- Bakhshayesh Location within Iran
- Coordinates: 38°07′53″N 46°56′46″E﻿ / ﻿38.13139°N 46.94611°E
- Country: Iran
- Province: East Azerbaijan
- County: Heris
- District: Central
- Established as a city: 1996

Population (2016)
- • Total: 6,102
- Time zone: UTC+3:30 (IRST)

= Bakhshayesh =

City in East Azerbaijan province, Iran

Bakhshayesh (بخشايش) (Note: Also romanized as Bakhshaish, Bakhshāyesh, and Bekhshayesh) is a city in the Central District of Heris County, East Azerbaijan province, Iran.
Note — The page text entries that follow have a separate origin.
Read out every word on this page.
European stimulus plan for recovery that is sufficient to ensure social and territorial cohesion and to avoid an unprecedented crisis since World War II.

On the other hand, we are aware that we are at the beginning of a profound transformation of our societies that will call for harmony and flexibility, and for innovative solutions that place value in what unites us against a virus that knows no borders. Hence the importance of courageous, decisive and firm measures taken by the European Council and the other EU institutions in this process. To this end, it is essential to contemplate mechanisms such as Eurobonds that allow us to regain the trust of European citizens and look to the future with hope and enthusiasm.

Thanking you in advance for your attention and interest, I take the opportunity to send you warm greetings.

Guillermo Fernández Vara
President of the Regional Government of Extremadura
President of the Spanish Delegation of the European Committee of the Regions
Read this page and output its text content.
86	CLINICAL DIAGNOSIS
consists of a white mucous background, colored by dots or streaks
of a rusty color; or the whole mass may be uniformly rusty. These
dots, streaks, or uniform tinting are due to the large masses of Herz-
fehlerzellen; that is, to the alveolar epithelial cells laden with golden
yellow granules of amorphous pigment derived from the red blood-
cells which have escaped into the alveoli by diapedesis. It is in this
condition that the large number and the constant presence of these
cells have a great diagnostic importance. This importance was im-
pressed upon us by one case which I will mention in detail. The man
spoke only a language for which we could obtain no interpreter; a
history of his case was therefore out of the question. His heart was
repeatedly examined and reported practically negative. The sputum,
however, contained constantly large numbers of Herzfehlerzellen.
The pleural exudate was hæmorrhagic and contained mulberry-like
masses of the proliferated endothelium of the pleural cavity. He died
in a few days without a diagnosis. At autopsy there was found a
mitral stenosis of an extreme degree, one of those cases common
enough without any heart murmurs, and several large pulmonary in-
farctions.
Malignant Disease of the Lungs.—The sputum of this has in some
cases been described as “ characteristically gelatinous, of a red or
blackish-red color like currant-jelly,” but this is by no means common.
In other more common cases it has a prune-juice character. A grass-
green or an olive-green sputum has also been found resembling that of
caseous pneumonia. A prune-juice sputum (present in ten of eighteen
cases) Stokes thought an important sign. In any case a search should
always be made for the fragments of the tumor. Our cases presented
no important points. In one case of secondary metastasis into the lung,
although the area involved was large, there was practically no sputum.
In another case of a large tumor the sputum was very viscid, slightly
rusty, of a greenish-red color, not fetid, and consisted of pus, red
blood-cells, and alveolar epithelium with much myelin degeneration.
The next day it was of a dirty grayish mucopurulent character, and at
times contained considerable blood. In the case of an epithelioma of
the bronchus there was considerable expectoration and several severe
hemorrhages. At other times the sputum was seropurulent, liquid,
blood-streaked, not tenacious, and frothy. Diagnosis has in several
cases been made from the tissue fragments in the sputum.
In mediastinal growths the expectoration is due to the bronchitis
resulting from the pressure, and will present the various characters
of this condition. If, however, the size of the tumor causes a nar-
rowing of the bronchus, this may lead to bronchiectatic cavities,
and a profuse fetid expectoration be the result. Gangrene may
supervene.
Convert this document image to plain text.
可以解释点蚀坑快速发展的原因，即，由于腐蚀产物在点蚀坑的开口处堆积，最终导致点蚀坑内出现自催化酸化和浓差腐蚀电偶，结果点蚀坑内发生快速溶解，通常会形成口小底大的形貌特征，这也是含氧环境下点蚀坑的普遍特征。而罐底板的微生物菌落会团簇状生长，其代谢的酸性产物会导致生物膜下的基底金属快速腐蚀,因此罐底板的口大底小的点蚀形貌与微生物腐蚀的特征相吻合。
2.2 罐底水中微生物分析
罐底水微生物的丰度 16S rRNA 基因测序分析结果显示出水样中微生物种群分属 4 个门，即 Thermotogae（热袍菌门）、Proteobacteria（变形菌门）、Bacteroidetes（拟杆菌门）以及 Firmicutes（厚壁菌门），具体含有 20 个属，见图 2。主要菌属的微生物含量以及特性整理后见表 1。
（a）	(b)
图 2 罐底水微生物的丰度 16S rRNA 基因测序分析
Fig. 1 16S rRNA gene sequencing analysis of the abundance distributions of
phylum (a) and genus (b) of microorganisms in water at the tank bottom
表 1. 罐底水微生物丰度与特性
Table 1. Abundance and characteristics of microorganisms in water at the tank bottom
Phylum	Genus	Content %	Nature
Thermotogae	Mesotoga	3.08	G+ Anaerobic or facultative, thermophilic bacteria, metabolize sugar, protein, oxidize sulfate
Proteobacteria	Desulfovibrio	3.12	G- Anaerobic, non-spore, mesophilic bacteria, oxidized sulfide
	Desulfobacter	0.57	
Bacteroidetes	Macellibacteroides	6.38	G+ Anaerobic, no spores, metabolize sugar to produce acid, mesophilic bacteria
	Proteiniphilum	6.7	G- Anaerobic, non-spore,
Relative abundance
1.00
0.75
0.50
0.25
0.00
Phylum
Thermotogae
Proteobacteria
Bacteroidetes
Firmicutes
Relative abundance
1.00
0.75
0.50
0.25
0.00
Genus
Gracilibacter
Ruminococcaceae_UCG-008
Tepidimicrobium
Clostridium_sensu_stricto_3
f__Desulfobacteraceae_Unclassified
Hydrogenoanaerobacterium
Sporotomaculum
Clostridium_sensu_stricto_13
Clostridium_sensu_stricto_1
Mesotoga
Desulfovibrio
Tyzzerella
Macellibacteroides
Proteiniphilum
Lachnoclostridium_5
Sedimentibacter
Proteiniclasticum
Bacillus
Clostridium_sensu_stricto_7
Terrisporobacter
As a village, it was the capital of Mehranrud-e Shomali Rural District until the rural district's merger with Zarnaq Rural District in 2000 to form Baruq Rural District (Heris County). The village of Bakhshayesh was converted to a city in 1996.

==Demographics==
===Population===
At the time of the 2006 National Census, the city's population was 5,752 in 1,386 households. The following census in 2011 counted 6,098 people in 1,677 households. The 2016 census measured the population of the city as 6,102 people in 1,801 households.

==Culture==

The town gives its name to a type of handwoven carpets: Bakshaish rugs.

== Notable people ==
- Abd al-Rahim Aqiqi Bakhshayishi, (1942 – 5 April 2012) Islamic religious writer, journalist and translator.